Axel left the first room and ran into the second one to find their second patient, a young man this time, coding.
“Code blue,” the third-year resident said.
“How long?”
“Just started.”
“Compressions, STAT,” Axel said, calling out epinephrine orders and restarting the metronome on his phone. “Nina, get Dr. Brown for the third patient. Keep the paramedics and liaise with the police officers on this case. We need more information on the drugs the patients took.”
Nina hurried away and Axel found his third-year’s compressions were off rhythm.
“Get off,” Axel ordered, his tone harsh, unforgiving. He got on the resuscitation bed and started the compressions himself. He was not going to lose this one. “Oliver, get in here! Give him 100ccs of…”
****
Three hours later found Axel in a horror scene. Something had clearly gone wrong at a rave party. The emergency room was dealing with a surge of over thirty patients with similar symptoms ranging from mild to severe.
Axel saved the coding second patient, a young man. When he was stable, Axel raced to the third patient and restarted her heart twice. She did not last and when she crashed for the last time, Axel had to call her time of death.

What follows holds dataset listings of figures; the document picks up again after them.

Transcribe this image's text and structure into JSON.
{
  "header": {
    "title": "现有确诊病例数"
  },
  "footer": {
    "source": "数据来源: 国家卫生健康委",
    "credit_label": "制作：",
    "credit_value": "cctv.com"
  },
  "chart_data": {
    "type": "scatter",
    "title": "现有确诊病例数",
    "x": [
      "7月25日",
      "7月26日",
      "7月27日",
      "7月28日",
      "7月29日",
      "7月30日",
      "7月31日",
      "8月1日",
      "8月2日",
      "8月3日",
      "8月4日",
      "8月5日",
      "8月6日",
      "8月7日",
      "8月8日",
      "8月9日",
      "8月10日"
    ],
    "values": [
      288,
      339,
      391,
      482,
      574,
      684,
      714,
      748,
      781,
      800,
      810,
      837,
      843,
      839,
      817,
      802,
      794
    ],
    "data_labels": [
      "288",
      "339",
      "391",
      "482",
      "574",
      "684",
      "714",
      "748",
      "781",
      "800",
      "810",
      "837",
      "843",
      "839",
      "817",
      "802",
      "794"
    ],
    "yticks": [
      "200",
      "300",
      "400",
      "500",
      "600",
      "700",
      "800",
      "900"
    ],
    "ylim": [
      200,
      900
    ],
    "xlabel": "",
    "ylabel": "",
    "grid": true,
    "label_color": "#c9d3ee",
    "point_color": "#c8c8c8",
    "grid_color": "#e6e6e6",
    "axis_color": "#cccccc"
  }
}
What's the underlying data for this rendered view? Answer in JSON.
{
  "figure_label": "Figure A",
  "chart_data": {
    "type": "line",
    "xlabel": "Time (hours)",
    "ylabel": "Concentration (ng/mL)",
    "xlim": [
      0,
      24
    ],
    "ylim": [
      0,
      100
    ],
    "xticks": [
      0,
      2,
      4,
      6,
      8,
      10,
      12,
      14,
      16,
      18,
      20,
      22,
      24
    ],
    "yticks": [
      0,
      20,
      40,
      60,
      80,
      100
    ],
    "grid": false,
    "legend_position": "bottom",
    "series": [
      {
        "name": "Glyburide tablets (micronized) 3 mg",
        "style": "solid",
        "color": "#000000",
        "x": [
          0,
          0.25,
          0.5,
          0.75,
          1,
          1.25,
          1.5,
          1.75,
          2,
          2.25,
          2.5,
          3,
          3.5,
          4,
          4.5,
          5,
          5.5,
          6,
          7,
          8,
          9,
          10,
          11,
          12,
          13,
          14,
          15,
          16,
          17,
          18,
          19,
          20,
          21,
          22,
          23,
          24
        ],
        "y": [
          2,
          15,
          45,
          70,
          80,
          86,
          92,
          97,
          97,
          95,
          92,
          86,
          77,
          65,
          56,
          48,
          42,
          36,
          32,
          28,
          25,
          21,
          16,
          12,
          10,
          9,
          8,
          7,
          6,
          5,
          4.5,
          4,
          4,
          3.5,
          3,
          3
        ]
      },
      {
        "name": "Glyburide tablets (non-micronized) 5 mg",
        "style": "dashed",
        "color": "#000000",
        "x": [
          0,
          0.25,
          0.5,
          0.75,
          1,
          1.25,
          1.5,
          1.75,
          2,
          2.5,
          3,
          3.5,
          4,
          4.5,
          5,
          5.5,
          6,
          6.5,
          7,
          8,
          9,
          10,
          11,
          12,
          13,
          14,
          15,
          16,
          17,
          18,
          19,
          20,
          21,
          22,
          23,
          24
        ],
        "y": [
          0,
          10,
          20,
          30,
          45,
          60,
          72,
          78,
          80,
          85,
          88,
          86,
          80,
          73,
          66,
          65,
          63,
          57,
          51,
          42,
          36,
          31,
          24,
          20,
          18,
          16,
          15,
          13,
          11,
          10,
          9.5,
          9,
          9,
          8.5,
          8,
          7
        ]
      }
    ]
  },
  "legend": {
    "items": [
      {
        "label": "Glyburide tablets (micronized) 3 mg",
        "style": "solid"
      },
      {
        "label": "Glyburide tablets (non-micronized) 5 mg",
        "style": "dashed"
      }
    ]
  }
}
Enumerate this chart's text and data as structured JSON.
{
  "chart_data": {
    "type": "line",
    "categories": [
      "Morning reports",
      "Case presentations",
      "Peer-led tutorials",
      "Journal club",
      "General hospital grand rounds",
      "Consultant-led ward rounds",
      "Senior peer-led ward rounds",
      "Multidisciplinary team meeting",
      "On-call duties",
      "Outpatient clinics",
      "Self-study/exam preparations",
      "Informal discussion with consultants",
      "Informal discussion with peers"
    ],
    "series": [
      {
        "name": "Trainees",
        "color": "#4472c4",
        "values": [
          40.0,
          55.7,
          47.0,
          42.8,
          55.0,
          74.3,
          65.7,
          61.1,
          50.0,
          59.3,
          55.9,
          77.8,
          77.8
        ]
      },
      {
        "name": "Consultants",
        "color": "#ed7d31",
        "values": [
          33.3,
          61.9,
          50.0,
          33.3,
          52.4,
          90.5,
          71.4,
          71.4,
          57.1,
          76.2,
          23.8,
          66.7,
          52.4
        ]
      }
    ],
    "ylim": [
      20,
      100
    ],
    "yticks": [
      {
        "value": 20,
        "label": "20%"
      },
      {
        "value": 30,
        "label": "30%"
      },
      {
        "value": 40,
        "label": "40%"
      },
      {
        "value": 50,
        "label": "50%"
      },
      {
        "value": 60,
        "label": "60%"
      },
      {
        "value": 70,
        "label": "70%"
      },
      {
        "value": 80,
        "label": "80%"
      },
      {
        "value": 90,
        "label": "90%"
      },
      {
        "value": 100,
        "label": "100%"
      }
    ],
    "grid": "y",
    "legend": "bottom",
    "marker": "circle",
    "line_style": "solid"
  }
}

She was the first of the three deaths he had to call these last three hours.
Sixteen patients in critical condition arrived after her, and the emergency room turned into a gladiator ring.
Axel vs. an unknown substance called Rapture.
The second patient to die arrived in full arrest. There was nothing to do for him.
Dr. Brown came in to help and was the one who signed off on the death-on-arrival call.
Together, Axel and Dr. Brown tried their best to save as many of the remaining fifteen patients as they could.
The fight exhausted Axel so much that the last patient he declared dead cracked something inside him.
“You did your best,” Nina said, as she shook out a white sheet to cover their last patient. “Dr. Brown is with the other two girls who came in with this one. He’s done the same thing you’ve been doing, Axel. They are both stable for now. I say you’ve won tonight.”
Axel barely heard Nina’s words. He stared at the girl lying still on the stretcher. She was nineteen. Long dark curly hair fell over the stretcher. Her nails were painted in rainbow colors. She had been wearing a Black Pink t-shirt and shorts before Nina dressed her in a hospital gown. She was so young. Barely started her life.
Now…she was gone. He had failed her. Fuck!
Axel removed the gloves he wore and dumped them in the bin. He sanitized his hands and turned to leave.
“Dr. Graysen,” Nina called his name.
Axel ignored her and stepped out of the resuscitation room. He ran past everyone who called his name and headed for the elevators. The doors closed and he rode it straight to the top floor, not exiting until he was back on the roof.
Fresh cool air filled his lungs. The cool night air felt like a reprieve, jerking him back from the fires of hell.
Nausea came next, and he bent over letting out the orange juice he had drunk just three hours ago. When he was done, he reached into his pocket and found an old napkin. Wiping his mouth, he cleared his throat and moved to sit on the concrete slab he had used earlier.
He wasn’t aware of the tears falling down his cheeks until a sob escaped his lips.